Limitations: While we established a significant association between vitamin D deficiency and CAD, certain limitations should be acknowledged. CAD is a chronic process typically initiated in childhood, yet we relied on a single laboratory report of vitamin D levels, which may not be indicative of past or lifelong vitamin D status. The fluctuation of vitamin D levels with seasons, though not assessed in our study, was mitigated by our sampling strategy, which covered all four seasons fairly evenly. Memory bias, inherent in relying on patient recollection regarding supplement avoidance during sampling, could not be entirely eliminated.

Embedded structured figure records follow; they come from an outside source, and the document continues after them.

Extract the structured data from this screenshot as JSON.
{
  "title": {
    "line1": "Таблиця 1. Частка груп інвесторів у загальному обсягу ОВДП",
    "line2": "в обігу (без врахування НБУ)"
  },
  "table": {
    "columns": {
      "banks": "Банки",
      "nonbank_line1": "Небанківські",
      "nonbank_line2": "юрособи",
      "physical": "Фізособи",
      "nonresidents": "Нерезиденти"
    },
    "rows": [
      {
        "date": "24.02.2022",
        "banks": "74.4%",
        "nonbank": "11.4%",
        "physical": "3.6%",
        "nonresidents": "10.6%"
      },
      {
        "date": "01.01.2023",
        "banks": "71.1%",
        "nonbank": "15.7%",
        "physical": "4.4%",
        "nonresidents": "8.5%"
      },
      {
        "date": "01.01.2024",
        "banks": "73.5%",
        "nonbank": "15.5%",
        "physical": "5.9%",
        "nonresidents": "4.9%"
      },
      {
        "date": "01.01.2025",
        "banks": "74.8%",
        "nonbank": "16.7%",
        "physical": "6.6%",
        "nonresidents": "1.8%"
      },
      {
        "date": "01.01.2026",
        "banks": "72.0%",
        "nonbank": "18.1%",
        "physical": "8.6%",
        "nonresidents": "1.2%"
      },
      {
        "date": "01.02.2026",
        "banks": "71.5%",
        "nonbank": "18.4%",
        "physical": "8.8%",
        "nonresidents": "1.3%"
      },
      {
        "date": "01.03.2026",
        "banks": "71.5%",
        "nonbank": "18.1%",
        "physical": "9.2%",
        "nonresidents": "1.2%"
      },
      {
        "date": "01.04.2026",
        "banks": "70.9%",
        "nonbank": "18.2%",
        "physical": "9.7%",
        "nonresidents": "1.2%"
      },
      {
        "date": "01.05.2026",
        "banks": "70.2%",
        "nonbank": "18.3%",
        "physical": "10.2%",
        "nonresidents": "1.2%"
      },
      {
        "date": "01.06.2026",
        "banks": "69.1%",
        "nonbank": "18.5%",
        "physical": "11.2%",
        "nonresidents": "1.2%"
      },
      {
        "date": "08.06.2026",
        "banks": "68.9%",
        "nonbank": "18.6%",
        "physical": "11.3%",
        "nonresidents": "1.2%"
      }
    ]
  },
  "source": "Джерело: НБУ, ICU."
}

The experiment was conducted with a particular set of participants. Our study cohort consisted solely of patients residing in urban areas within the central region of Slovakia. The majority of these patients were undergoing treatment with statins. The study did not consider the dosage or duration of statin treatment, which is recognized to influence vitamin D levels [30]. Therefore, the findings cannot be generalized to other populations. Additionally, the study was observational and cross-sectional in nature, meaning it cannot establish causation but can only highlight statistical correlations. Finally, lack of a control group is one of the biggest limitations of the study which needs to be mentioned.
The known link between hypertension and vitamin D deficiency, coupled with the relationship between hypertension and CAD, introduces the possibility of confounding variables. Additionally, while CTA is a non-invasive imaging method with high sensitivity and specificity for identifying coronary plaques, the functional significance of these plaques remains elusive without diagnostic invasive selective coronary angiography. Nonetheless, ongoing advancements in CT devices with each new model are noteworthy. To clarify this hypothesis, further studies with larger samples, free from these limitations, are imperative.
In conclusions, a correlation was observed between vitamin D levels and both CACS and the severity of luminal stenosis caused by atherosclerotic plaques. Despite scientific societies’ recommendations not endorsing vitamin D supplementation for preventing or slowing the progression of CAD, given the relatively high prevalence of cardiovascular disease in the study population, further research in this area is warranted. Such investigations could help evaluate the potential beneficial effects of such treatment in patients with these conditions.